Кутаюсь в очередной раз в одеяло и засыпаю почти сразу, несмотря на тянущее чувство в пояснице. К нему я уже привыкла, равно как и к невозможности спать на животе.
Правда, посреди ночи я просыпаюсь от совсем не характерных ощущений в пояснице и животе. И только спустя полчаса кряхтения до меня доходит. Вот тебе и плановая госпитализация…
***
Никогда не думала, что молчать и находиться в тишине так приятно. Уверена, что и Слава думает сейчас точно так же. Я была уверена, что в случае благоприятных родов, моя жизнь вернется на круги своя. Я буду есть все, что хочу, спать на животе, буду активной мамкой, наяривающей шаги с коляской. Да чего уж там греха таить, наконец займусь сексом и выведу мужа из голодного пайка. Ничего из этого за полтора месяца не произошло.
Зато мы с Соней живы и здоровы. И это так прекрасно осознавать. Особенно, когда лежишь после полуторачасового сна отдохнувшая и счастливая. Так, стоп. Сколько мы лежим уже и наслаждаемся тишиной? Полтора часа? Учитывая, что наша дочь та еще крикунья – это странно.
– Ты думаешь о том же, о чем и я? – медленно поворачиваю голову к Славе.
– Да, подозрительно.
– Может, что-то случилось? – вдруг доходит до меня, и я резко приподнимаюсь с кровати.
– Ляг. Ничего у нее не случилось. Минут пять, и даст о себе знать.
– Слава?
– Оу?
– Ты сильно устал? По школе от одного до десяти. Только честно. Мы же не на телевиденье, где надо говорить все по шаблону, как прекрасно и легко быть родителями.

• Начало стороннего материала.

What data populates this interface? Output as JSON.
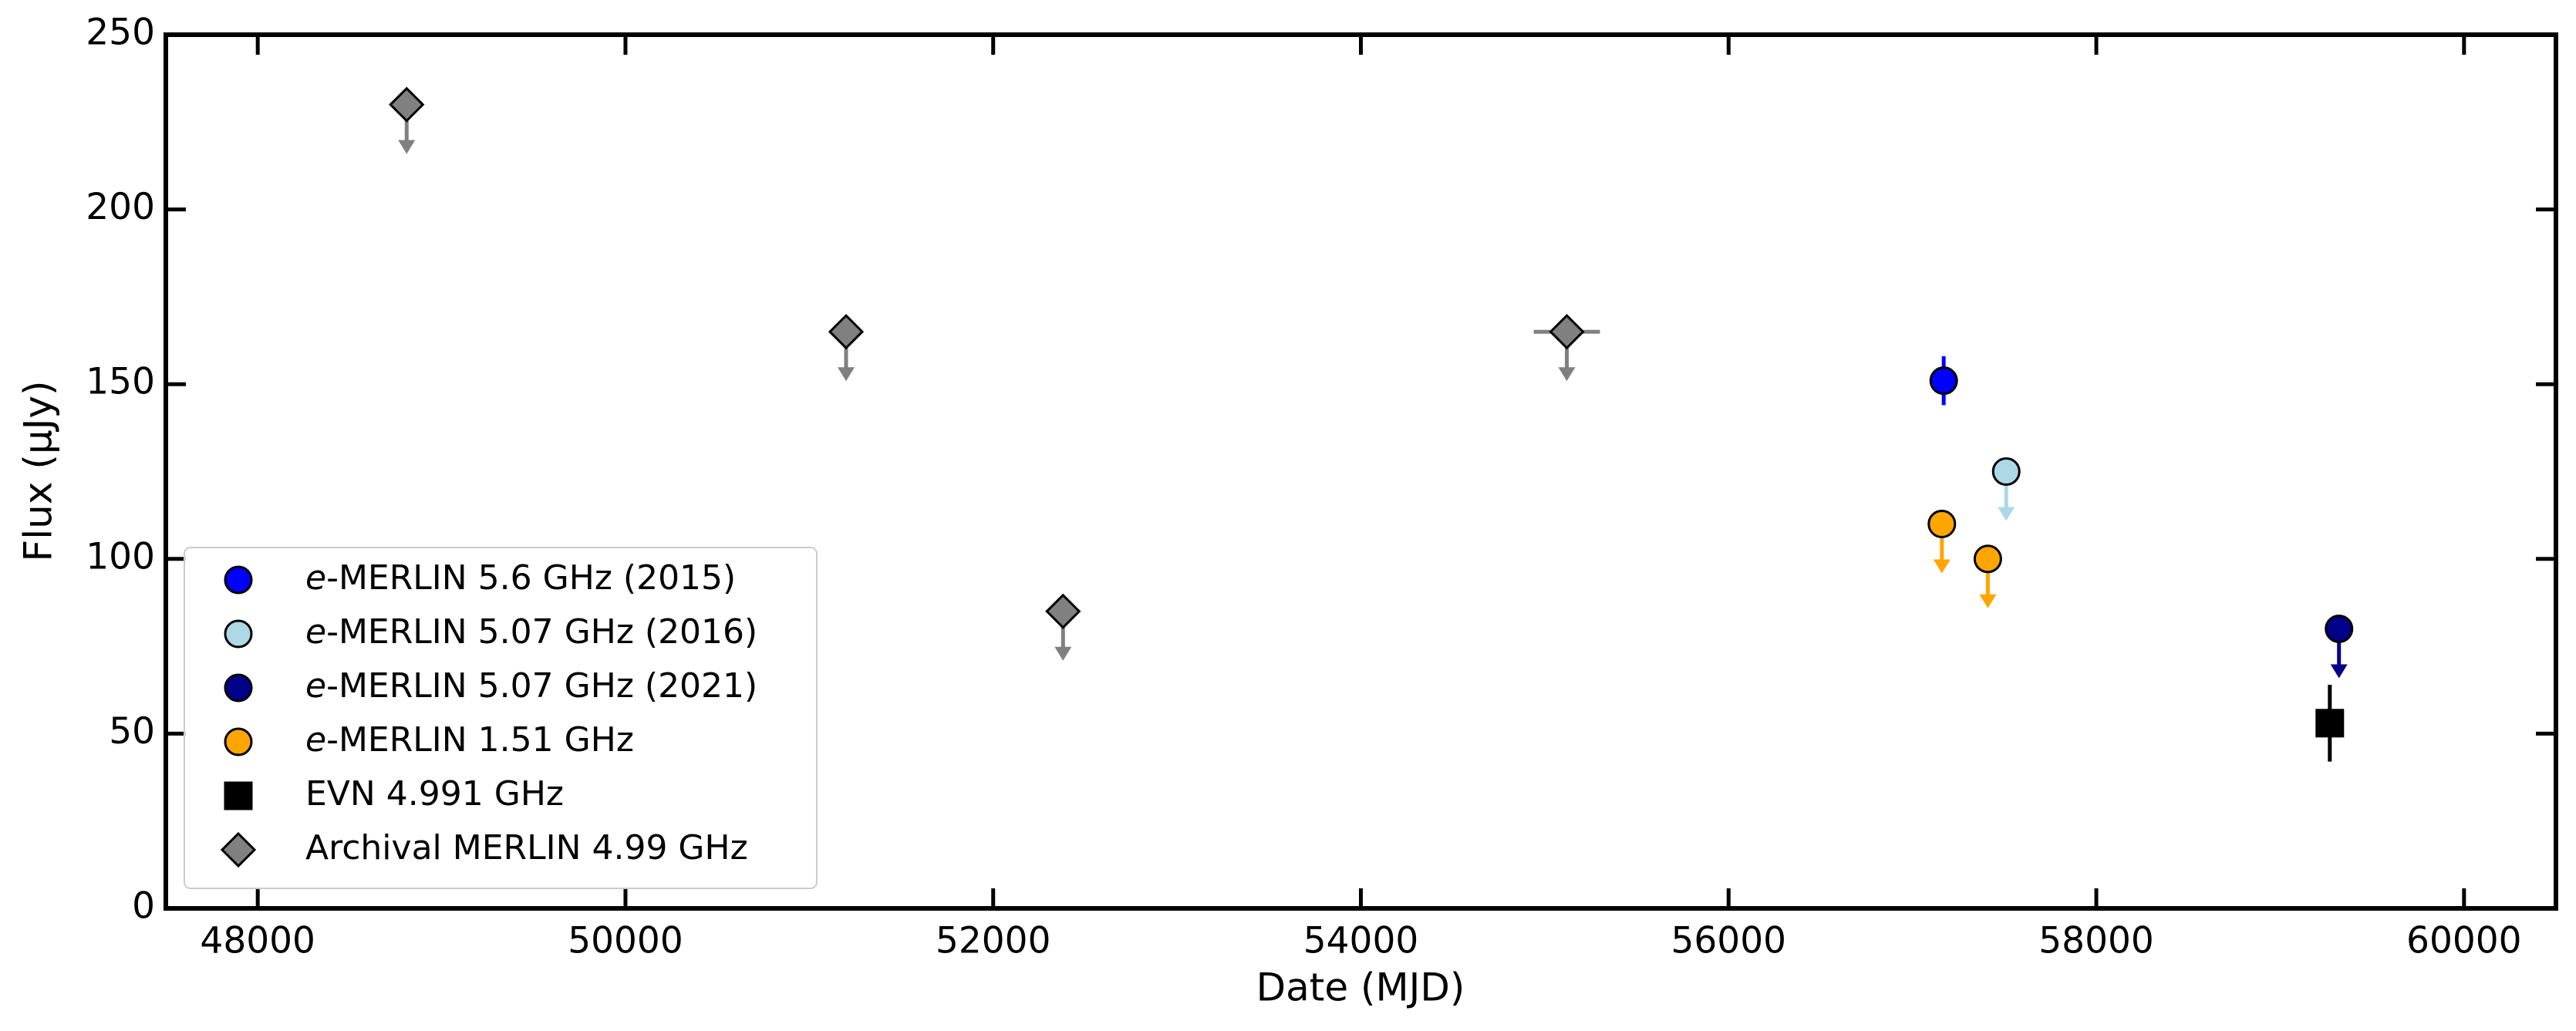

– На семерку. Нет. Сейчас на шестерку.
– А жалеешь, что мальдивский презерватив оказался гондоном? Только честно. Я не осужу.
– Не жалею. А ты?
– Тоже. Только иногда мне хочется… не то, что бы ее прибить, но поговорить по-матерному. Вот на фига так разрываться и реветь? Ну не болит же ничего. Зачем так пугать родителей. Я реально не понимаю.
– А мне хочется ей навалять, когда она не сосет молоко. От души так. Вот как можно не хотеть грудь?

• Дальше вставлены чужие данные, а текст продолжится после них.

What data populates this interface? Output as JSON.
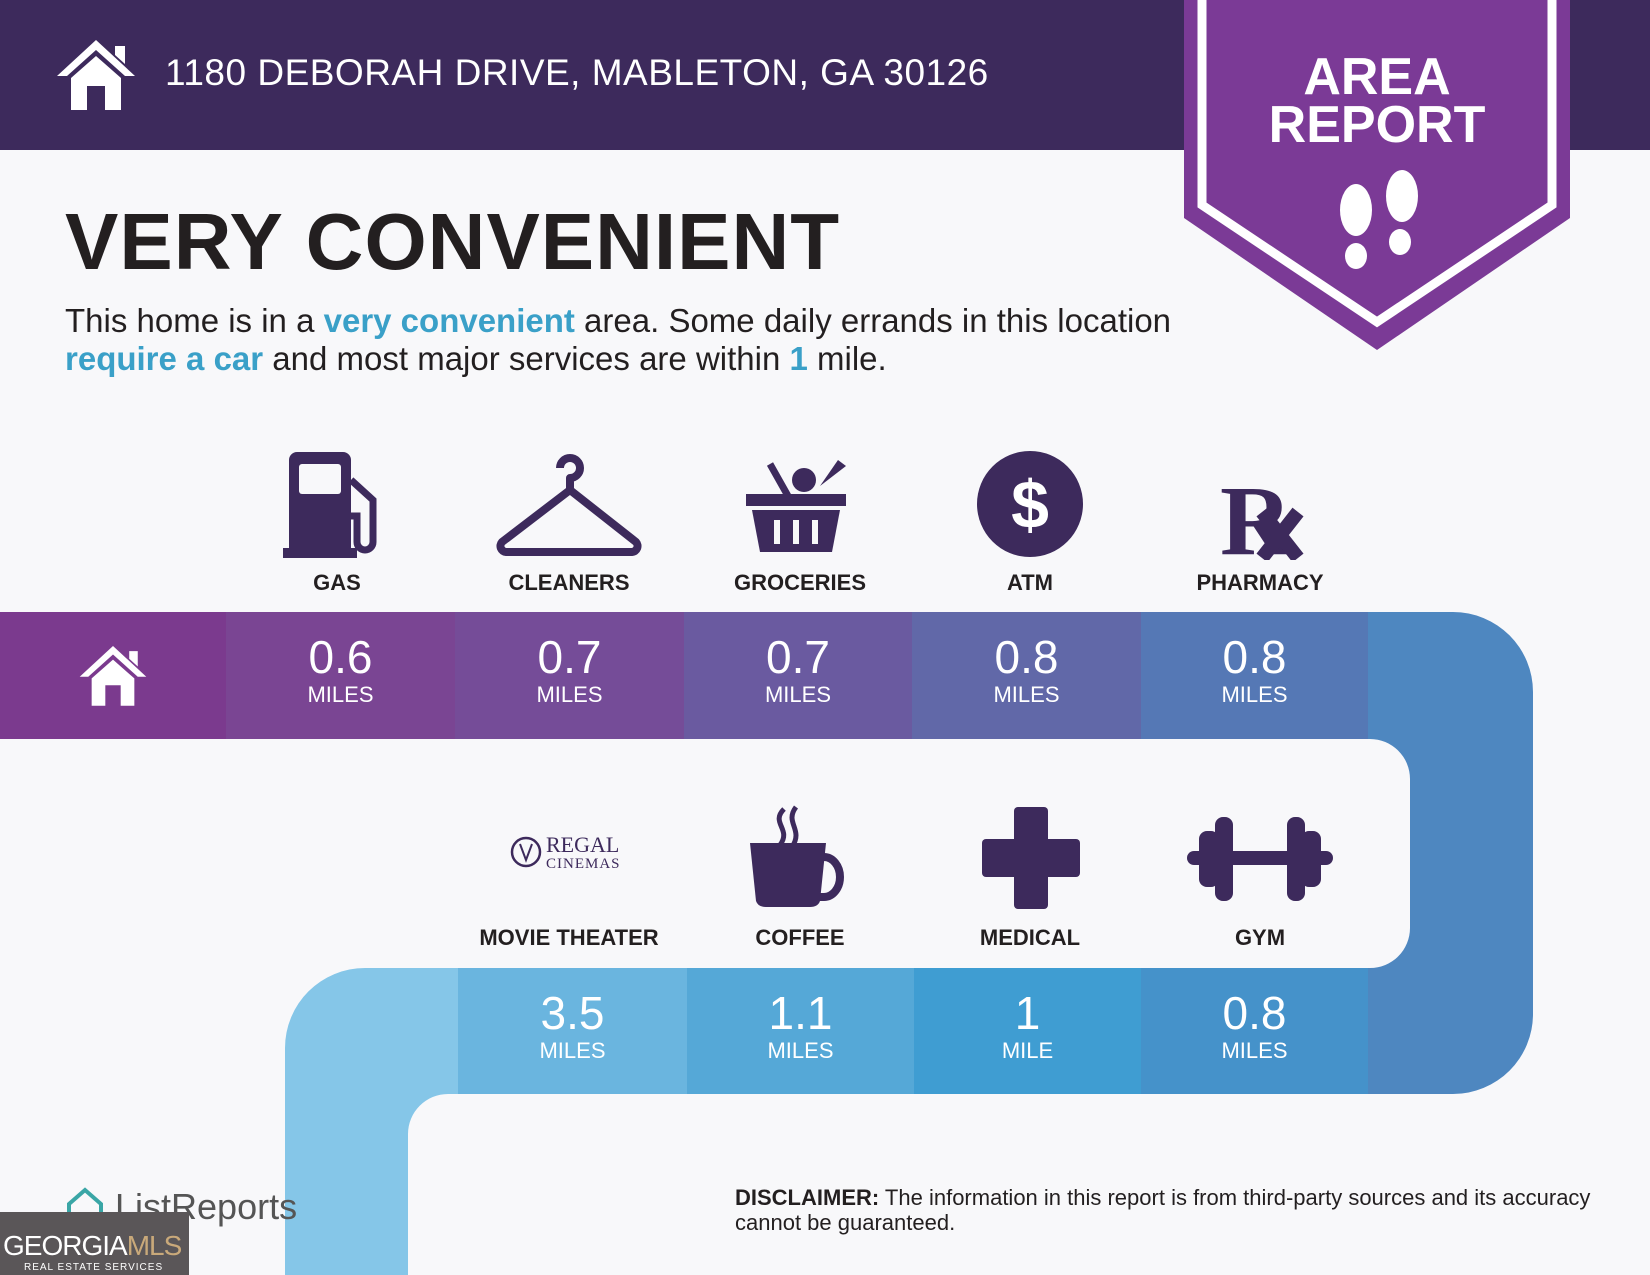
{
  "header": {
    "address": "1180 DEBORAH DRIVE, MABLETON, GA 30126",
    "badge_line1": "AREA",
    "badge_line2": "REPORT"
  },
  "title": "VERY CONVENIENT",
  "description": {
    "t1": "This home is in a ",
    "h1": "very convenient",
    "t2": " area. Some daily errands in this location ",
    "h2": "require a car",
    "t3": " and most major services are within ",
    "h3": "1",
    "t4": " mile."
  },
  "row1": [
    {
      "label": "GAS",
      "value": "0.6",
      "unit": "MILES",
      "icon": "gas-pump-icon"
    },
    {
      "label": "CLEANERS",
      "value": "0.7",
      "unit": "MILES",
      "icon": "hanger-icon"
    },
    {
      "label": "GROCERIES",
      "value": "0.7",
      "unit": "MILES",
      "icon": "basket-icon"
    },
    {
      "label": "ATM",
      "value": "0.8",
      "unit": "MILES",
      "icon": "dollar-icon"
    },
    {
      "label": "PHARMACY",
      "value": "0.8",
      "unit": "MILES",
      "icon": "rx-icon"
    }
  ],
  "row2": [
    {
      "label": "MOVIE THEATER",
      "value": "3.5",
      "unit": "MILES",
      "icon": "regal-cinemas-logo",
      "logo_text1": "REGAL",
      "logo_text2": "CINEMAS"
    },
    {
      "label": "COFFEE",
      "value": "1.1",
      "unit": "MILES",
      "icon": "coffee-cup-icon"
    },
    {
      "label": "MEDICAL",
      "value": "1",
      "unit": "MILE",
      "icon": "medical-cross-icon"
    },
    {
      "label": "GYM",
      "value": "0.8",
      "unit": "MILES",
      "icon": "dumbbell-icon"
    }
  ],
  "footer": {
    "brand": "ListReports",
    "disclaimer_label": "DISCLAIMER:",
    "disclaimer": " The information in this report is from third-party sources and its accuracy cannot be guaranteed.",
    "mls1": "GEORGIA",
    "mls2": "MLS",
    "mls3": "REAL ESTATE SERVICES"
  },
  "colors": {
    "header": "#3d2a5c",
    "badge": "#7b3a96",
    "accent": "#3aa0c8",
    "icon": "#3d2a5c"
  }
}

– Да, это напрягает. Как думаешь, когда станет легче? – вместо ответа Слава подкладывает под голову руки и широко улыбается. – Ну?

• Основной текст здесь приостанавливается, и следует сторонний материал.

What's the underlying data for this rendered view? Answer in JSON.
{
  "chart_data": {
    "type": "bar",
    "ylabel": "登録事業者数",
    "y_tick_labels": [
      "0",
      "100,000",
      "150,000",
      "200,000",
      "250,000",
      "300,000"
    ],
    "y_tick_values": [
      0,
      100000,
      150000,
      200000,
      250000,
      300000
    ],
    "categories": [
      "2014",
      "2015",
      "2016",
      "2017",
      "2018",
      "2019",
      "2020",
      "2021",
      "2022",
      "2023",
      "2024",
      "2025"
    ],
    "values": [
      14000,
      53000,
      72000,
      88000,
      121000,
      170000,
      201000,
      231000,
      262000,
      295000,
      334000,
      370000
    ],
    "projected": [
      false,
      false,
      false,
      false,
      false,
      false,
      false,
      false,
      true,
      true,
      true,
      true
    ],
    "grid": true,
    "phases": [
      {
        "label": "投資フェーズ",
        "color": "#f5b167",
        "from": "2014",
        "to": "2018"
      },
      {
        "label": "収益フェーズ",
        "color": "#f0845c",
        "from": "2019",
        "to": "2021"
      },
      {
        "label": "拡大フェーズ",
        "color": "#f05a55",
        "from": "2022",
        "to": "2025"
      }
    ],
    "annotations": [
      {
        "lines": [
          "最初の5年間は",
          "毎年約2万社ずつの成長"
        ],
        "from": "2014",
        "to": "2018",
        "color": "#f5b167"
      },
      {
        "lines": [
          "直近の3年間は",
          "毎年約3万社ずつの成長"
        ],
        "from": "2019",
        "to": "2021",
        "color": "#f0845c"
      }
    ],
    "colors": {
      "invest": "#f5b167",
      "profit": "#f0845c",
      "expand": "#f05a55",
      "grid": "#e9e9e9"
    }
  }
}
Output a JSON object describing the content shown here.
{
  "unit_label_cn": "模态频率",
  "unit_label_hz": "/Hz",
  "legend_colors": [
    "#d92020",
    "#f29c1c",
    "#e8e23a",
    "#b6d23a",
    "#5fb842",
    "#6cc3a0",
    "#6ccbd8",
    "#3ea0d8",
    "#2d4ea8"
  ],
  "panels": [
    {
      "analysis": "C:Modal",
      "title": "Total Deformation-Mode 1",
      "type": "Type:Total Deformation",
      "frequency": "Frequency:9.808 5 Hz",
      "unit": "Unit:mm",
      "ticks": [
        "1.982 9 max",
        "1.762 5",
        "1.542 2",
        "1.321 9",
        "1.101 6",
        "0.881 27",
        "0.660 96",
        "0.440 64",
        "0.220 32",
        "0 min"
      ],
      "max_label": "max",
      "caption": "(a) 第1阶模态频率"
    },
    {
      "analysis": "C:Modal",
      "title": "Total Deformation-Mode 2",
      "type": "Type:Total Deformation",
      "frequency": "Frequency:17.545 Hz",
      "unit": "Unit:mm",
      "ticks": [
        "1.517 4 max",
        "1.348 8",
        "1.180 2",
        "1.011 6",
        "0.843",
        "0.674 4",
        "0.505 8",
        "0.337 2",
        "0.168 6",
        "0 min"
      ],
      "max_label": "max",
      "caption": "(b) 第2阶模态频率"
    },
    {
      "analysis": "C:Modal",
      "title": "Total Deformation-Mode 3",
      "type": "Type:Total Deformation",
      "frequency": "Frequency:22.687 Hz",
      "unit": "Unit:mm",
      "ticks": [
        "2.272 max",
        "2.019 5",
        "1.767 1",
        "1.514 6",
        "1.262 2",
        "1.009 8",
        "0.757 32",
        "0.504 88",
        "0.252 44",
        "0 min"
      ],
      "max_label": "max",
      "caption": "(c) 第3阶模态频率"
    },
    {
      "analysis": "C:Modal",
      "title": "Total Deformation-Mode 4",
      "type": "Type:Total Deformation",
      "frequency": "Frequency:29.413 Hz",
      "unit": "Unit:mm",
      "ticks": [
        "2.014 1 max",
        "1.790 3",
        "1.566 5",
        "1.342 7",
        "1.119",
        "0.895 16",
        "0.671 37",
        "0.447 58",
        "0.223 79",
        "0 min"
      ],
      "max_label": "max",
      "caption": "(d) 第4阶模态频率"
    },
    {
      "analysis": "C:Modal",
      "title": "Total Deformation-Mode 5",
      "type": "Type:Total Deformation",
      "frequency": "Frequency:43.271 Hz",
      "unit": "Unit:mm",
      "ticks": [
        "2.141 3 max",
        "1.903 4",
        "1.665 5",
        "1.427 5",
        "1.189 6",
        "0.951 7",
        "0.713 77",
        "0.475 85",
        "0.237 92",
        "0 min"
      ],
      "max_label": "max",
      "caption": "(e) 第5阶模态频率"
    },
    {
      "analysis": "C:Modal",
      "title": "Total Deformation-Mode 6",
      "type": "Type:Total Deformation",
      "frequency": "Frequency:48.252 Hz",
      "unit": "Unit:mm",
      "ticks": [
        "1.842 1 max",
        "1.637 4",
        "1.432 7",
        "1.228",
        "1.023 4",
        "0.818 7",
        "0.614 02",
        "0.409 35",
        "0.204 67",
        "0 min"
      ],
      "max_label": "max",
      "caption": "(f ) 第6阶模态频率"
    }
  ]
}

– Лет через двадцать, когда турнем ее из дома на вольные хлеба. А пока можно довольствоваться малым – отдых только вдвоем, без малой до лет восьми. Летом полетим. Мама Соню заберет. Ей только в радость будет.
– Супер, – закрываю глаза и представляю нас только вдвоем в лазурной водичке. И крик… очень громкий истошный крик. Эх. Открываю глаза и перевожу взгляд на Славу.
– Как думаешь, почему она сейчас разрывается от плача? – первой не выдерживаю я.
– Просто так.
– А мне кажется, нет. Так истошно орут, когда реально что-то не так. Может, нагадила?
– Гадят животные. Мать, блин, твою мать.
– Отец, помолчи, – оба прислушиваемся к плачу. – Не получится проигнорировать.
– Встаем?
– Ага. Кто?
– Давай на камень ножницы.
– Давай.
Видимо, каждый из нас не сильно заморачивался с фантазией, раз трижды у обоих выпали ножницы.
– Давай четвертый раз решающий, но только не ножницы.
– Давай, – соглашается Слава и мы тут же переигрываем партию. Оба лжецы, судя по вновь выпавшим у обоих ножницам. – Вместе.